I binged almost 4 hours watching Vijay Mallya’s podcast with Raj Shamani last night.

And after 4 hours of listening… I had a strange, uncomfortable feeling.
Not sympathy.
Not rage.
But a gut-punching realization:

We really don’t wait for the courts anymore.
We just switch on the news and hold our own public execution.

Because let’s be honest..nothing fuels TRPs like a villain.
Especially if he wears designer suits and sips champagne.

But Mallya made a solid point: If I took money to run a business, and the business failed, does that make me a criminal?
Companies fail every day. Airlines shut down every year.
But when it’s a flamboyant billionaire with a yacht, the nation wants blood.

And this isn’t just about Mallya.
Previously too, we’ve turned trial-by-media into a national sport:
- Rhea Chakraborty: Turned into a witch because we needed a scapegoat for our collective grief.
- Aryan Khan: Arrested without possession, but who cares? He’s SRK’s son, so that must mean something, right?
- Johnny Depp: Cancelled by headlines. Resurrected by the courtroom.

What’s scarier is how easily we buy into the script.
Facts? Boring.
Nuance? Too complicated.
Give us outrage. Give us a villain. Give us a show.

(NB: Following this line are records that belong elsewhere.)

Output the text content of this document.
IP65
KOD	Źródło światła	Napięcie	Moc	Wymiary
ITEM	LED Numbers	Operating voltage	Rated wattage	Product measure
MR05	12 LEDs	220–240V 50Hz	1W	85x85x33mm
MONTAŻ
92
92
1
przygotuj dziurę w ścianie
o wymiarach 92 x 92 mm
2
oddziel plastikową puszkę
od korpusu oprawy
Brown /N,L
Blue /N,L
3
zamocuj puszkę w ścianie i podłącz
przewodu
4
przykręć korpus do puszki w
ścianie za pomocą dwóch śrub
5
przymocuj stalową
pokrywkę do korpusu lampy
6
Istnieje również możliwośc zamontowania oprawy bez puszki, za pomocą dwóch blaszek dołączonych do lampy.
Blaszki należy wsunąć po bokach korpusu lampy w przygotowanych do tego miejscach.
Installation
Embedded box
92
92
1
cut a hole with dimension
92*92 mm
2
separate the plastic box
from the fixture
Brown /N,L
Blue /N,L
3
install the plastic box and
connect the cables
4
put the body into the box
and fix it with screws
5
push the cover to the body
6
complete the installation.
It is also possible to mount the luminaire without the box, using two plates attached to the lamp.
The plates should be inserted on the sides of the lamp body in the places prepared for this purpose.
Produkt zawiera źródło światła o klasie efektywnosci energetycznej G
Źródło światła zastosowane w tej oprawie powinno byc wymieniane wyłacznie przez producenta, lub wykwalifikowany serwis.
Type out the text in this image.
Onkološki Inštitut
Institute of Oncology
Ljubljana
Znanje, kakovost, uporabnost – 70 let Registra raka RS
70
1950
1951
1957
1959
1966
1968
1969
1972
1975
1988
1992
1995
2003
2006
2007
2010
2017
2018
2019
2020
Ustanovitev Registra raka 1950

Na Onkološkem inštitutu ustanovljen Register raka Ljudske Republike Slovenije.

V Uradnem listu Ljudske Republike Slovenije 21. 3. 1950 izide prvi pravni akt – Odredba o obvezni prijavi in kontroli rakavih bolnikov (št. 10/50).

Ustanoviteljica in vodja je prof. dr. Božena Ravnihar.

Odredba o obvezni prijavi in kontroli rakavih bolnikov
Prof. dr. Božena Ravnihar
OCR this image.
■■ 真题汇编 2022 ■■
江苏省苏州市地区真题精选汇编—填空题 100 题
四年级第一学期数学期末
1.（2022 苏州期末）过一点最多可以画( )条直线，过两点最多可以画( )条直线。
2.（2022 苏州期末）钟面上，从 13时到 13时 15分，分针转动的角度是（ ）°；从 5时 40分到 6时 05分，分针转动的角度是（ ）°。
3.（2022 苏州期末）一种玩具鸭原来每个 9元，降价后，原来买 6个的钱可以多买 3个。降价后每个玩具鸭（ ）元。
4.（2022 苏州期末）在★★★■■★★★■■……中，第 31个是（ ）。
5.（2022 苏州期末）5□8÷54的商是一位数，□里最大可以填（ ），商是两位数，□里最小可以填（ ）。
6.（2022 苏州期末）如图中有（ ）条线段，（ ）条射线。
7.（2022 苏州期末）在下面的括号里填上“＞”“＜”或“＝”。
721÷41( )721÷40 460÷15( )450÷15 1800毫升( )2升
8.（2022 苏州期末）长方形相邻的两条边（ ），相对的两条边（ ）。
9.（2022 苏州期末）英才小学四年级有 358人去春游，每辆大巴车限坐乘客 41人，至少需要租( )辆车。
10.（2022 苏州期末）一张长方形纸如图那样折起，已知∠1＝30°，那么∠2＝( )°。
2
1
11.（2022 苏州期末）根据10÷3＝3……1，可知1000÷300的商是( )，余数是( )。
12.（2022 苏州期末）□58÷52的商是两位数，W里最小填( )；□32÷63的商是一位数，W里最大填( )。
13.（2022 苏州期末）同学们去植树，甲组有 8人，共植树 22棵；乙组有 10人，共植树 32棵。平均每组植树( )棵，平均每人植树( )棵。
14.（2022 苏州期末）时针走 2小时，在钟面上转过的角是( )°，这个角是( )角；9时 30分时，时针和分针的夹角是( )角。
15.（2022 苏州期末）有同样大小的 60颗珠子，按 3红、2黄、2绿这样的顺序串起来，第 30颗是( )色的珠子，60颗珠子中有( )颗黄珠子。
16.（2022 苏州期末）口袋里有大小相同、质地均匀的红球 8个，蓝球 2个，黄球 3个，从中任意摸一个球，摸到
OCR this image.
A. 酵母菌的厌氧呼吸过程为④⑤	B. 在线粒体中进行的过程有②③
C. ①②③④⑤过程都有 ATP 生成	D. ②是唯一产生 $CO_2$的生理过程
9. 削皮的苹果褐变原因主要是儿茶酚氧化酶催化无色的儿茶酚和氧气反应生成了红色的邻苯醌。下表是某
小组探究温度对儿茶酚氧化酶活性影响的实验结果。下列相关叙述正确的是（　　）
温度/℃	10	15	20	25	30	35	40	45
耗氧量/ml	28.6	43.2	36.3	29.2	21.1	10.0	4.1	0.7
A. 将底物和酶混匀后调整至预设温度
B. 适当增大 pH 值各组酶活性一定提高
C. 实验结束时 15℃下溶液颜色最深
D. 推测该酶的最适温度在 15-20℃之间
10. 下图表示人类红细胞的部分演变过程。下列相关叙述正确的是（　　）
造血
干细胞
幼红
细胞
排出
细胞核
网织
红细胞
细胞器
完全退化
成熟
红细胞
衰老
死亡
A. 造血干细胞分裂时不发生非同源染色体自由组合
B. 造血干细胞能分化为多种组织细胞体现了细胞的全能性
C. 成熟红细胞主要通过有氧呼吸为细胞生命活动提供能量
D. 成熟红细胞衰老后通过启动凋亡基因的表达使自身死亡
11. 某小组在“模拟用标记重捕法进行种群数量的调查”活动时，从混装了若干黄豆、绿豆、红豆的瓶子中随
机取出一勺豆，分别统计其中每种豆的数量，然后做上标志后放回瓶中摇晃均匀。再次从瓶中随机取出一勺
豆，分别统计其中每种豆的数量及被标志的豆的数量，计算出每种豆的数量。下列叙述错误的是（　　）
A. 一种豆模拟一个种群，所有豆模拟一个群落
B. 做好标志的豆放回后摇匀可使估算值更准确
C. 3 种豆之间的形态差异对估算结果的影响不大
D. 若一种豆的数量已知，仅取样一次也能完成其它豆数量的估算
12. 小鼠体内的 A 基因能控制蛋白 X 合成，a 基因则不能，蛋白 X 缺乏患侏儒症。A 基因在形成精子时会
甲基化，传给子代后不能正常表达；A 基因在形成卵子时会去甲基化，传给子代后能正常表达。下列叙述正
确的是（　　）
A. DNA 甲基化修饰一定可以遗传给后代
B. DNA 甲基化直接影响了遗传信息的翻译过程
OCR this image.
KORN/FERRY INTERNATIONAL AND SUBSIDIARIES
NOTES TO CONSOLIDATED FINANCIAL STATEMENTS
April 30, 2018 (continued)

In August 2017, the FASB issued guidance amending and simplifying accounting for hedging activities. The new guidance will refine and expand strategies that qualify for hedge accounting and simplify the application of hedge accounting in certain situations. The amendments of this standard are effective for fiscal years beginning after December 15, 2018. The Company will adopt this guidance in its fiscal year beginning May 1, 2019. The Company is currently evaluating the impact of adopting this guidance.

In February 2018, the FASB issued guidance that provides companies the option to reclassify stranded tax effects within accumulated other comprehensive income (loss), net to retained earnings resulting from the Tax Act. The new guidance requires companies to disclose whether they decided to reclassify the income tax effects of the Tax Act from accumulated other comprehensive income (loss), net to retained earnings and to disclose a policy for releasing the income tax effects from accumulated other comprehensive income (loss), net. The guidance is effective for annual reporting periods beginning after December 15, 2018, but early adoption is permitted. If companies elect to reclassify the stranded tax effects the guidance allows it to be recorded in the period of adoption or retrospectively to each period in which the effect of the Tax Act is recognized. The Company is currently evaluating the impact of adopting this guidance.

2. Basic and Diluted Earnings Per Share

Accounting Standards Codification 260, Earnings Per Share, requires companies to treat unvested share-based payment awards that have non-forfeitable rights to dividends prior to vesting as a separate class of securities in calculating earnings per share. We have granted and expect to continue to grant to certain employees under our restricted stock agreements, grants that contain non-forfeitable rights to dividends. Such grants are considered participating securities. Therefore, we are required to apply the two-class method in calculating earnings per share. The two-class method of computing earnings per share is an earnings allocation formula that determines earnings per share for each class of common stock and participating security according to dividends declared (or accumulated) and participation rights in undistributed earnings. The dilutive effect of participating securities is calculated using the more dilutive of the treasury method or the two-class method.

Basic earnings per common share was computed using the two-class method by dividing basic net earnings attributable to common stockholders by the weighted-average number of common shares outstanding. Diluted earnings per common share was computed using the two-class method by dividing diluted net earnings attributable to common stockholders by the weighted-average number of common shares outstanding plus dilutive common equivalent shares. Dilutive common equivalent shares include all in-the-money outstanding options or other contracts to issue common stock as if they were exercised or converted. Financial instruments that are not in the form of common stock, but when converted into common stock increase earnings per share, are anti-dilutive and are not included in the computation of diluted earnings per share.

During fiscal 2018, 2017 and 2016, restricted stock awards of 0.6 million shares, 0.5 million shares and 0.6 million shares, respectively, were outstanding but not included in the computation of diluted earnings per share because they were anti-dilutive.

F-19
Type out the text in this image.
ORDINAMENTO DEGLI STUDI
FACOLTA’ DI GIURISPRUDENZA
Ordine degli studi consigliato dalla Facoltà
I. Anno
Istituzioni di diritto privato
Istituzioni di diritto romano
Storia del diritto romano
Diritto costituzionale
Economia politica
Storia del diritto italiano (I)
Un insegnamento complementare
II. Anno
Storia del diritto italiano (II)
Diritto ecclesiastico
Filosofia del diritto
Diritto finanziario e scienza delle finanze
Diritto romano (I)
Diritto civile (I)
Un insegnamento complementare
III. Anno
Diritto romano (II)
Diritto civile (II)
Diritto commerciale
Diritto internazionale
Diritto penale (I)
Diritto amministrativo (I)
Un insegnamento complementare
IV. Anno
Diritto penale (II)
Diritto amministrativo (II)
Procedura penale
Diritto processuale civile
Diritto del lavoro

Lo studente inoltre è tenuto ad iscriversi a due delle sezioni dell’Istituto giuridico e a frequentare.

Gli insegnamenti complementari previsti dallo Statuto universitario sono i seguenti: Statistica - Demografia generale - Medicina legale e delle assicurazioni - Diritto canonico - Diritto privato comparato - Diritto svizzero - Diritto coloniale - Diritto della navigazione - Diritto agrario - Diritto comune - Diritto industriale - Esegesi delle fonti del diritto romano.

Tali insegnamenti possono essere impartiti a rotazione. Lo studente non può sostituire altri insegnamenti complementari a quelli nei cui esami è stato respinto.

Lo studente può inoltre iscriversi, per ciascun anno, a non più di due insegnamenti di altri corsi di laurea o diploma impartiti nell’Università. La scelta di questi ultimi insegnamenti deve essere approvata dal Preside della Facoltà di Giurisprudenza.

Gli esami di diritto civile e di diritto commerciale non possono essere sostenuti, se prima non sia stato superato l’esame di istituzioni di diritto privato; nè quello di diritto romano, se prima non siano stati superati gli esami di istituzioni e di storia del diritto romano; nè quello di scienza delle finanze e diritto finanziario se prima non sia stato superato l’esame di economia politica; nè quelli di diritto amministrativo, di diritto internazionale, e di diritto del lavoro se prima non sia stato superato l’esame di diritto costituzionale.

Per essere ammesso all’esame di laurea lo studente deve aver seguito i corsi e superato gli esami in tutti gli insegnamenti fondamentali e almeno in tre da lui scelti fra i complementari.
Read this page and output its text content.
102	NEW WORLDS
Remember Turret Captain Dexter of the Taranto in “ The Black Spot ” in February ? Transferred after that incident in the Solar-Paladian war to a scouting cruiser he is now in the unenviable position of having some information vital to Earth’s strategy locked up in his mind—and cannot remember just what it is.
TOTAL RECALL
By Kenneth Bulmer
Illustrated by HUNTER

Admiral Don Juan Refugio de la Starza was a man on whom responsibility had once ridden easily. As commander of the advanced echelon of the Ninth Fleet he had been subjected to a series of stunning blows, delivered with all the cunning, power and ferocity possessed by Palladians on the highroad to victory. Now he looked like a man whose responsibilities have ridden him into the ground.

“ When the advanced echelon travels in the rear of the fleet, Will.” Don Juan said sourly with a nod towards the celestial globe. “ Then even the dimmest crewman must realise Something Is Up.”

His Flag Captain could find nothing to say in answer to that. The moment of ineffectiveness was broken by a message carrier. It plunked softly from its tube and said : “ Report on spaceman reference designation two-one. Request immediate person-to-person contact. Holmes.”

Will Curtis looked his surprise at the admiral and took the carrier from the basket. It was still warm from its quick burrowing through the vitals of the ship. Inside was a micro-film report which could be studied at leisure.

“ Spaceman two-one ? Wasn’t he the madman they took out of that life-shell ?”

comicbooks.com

I’m not saying everyone’s innocent.
I’m saying justice isn’t served best with background music and a screaming panel at 9 PM.

The media has made us impatient. Impulsive.
We consume real people like content.
And then we scroll to the next scandal.

I believe if we want truth.. we have to stop settling for the most dramatic version of it. Because justice isn’t entertainment and people aren’t episodes.